Diante destes resultados, e sabendo de antemão que a geração de energia se dá sobre o uso de recursos naturais e propicia impactos ambientais, de alguma forma ou de outra, é necessário ampliar a discussão sobre nosso modelo energético e, em especial, o do setor elétrico. Apontamos a seguir alguns questionamentos que poderiam orientar esta discussão: a) é possível o investimento em mecanismos de gestão de demanda num ambiente que privilegia o consumo como pilar do desenvolvimento?; b) a sociedade estaria disposta a uma contribuição neste sentido, de racionalização energética?; c) é possível, dadas as atuais condicionantes do setor energético brasileiro, uma ampliação significativa dos investimentos em energias de fontes como a solar, eólica e de biomassa, além da tecnologia de hidrogênio, em detrimento dos investimentos energéticos tradicionais?; d) estariam o poder público, e os eventuais empreendedores do CHE Belo Monte, dispostos a assinar um termo em que garantissem a não realização de novos empreendimentos no rio Xingu, assumindo totalmente o risco sócio-ambiental e financeiro de um empreendimento único na bacia?
Enfim, a resposta a estes e outros questionamentos poderia esclarecer melhor os objetivos e os riscos associados à construção do CHE Belo Monte e outros megaprojetos de geração elétrica no Brasil, contribuindo para a formulação de políticas que apontem para o estabelecimento de um plano energético sustentável para o país.

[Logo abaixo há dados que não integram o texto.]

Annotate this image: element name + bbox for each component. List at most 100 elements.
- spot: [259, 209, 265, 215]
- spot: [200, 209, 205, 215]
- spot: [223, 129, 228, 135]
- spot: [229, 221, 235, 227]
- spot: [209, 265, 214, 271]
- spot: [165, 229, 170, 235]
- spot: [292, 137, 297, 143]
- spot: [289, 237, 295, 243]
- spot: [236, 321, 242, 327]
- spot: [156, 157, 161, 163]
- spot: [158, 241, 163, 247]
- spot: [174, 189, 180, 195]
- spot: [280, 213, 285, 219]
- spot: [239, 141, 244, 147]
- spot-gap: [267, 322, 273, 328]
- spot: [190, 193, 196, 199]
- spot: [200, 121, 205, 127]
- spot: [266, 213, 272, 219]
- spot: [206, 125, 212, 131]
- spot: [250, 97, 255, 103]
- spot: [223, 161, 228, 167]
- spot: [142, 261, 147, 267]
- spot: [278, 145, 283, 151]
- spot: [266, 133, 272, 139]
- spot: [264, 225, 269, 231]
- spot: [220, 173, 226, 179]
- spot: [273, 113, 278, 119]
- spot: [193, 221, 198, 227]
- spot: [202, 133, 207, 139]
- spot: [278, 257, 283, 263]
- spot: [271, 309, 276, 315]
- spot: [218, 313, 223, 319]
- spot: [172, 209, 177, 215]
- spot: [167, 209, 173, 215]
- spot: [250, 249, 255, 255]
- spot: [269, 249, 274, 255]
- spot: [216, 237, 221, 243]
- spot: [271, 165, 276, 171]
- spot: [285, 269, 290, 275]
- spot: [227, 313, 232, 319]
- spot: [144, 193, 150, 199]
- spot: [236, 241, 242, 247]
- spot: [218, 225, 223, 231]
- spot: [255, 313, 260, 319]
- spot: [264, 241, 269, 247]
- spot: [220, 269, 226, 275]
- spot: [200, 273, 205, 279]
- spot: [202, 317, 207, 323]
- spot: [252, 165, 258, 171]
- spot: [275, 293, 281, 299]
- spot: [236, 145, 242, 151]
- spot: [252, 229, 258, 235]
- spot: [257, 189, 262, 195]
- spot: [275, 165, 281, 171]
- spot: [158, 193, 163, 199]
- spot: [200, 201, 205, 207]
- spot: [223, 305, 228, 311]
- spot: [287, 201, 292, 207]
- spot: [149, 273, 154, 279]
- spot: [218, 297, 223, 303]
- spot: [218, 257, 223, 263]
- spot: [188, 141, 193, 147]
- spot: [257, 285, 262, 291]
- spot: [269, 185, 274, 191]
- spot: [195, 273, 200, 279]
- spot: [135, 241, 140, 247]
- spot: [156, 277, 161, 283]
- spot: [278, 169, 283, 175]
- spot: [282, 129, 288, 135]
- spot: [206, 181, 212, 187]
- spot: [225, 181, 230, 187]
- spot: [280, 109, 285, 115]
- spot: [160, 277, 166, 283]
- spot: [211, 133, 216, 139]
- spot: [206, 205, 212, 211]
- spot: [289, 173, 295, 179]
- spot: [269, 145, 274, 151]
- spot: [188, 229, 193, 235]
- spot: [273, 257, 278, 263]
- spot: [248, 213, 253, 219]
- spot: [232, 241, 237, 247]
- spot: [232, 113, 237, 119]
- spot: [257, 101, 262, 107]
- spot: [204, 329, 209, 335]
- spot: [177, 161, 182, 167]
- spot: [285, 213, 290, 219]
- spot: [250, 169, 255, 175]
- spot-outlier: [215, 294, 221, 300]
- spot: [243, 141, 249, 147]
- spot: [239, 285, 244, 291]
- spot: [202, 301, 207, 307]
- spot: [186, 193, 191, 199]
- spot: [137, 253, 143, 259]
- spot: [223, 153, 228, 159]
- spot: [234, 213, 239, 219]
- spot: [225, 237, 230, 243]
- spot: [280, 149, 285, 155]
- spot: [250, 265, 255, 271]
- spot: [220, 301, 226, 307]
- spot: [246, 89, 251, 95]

O desafio é grande e seus possíveis resultados podem parecer utópicos. No entanto tais reflexões e mudanças poderiam guindar o país a um patamar de liderança num mundo ainda carente de soluções efetivas para o desenvolvimento sustentável.
*Wilson Cabral de Sousa Júnior é professor de Engenharia Ambiental do Instituto Tecnológico de Aeronáutica (ITA) e um dos autores do estudo Custos e Benefícios do Complexo Hidrelétrico Belo Monte: uma Abordagem Econômico-Ambiental, coordenado pela ONG Conservação Estratégica (CSF-Brasil).